Historic house in Nebraska, United States

The Susan La Flesche Picotte House is a wood-frame house in Walthill, Nebraska built in 1907 that was a home of Dr. Susan La Flesche Picotte, the first Native American medical doctor and a political advocate for the rights of the Omaha people.

The house was listed on the National Register of Historic Places in 2009.

== Description ==
It is a two-and-a-half-story wood-frame house with simple detailing on a concrete block foundation. It is about 20 × 30 ft in plan, and it has a one-story addition to the rear and a one-story porch. It looks distinctive relative to simpler gable roof houses, as it has a jerkinhead which clips off the pointy end of the gable, and it has returning eaves, thus making a trapezoidal shape on the front facade above the second floor windows.

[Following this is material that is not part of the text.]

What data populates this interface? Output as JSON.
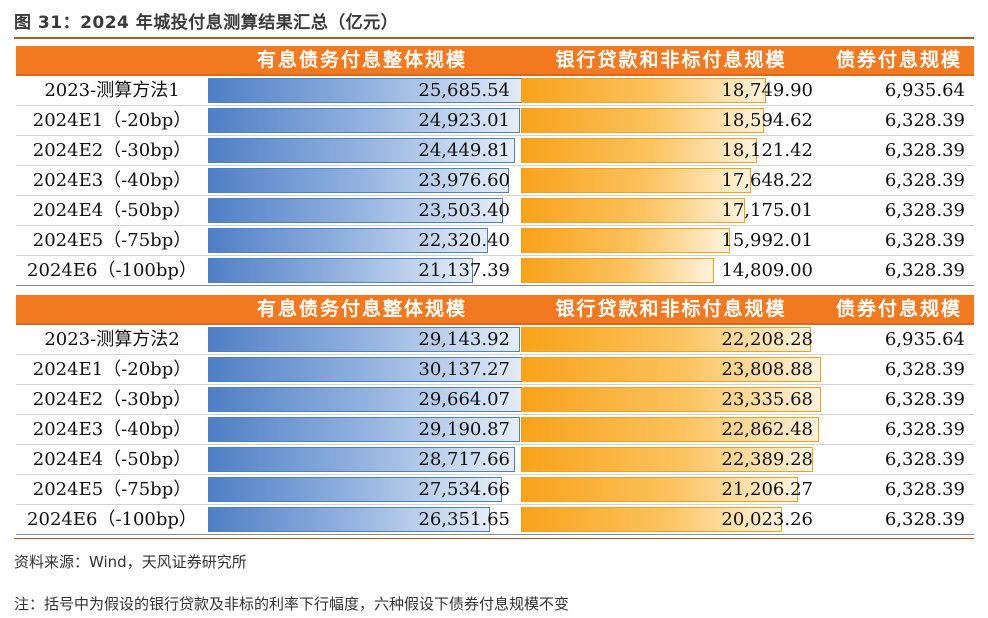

As of 2009, the house had its original clapboard siding and had recently been painted green with white and maroon trim, compatible with its appearance when Susan La Flesche Picotte lived there.

Also included on the property is a carriage house/garage which housed the carriage that she used to travel in her duties as a doctor and as a tribal leader.

== History ==
Picotte lived in the home from 1907 until her death in 1915. The Dr. Susan Picotte Memorial Hospital, also in Walthill, was built in 1912–13 to serve as a facility for her practice.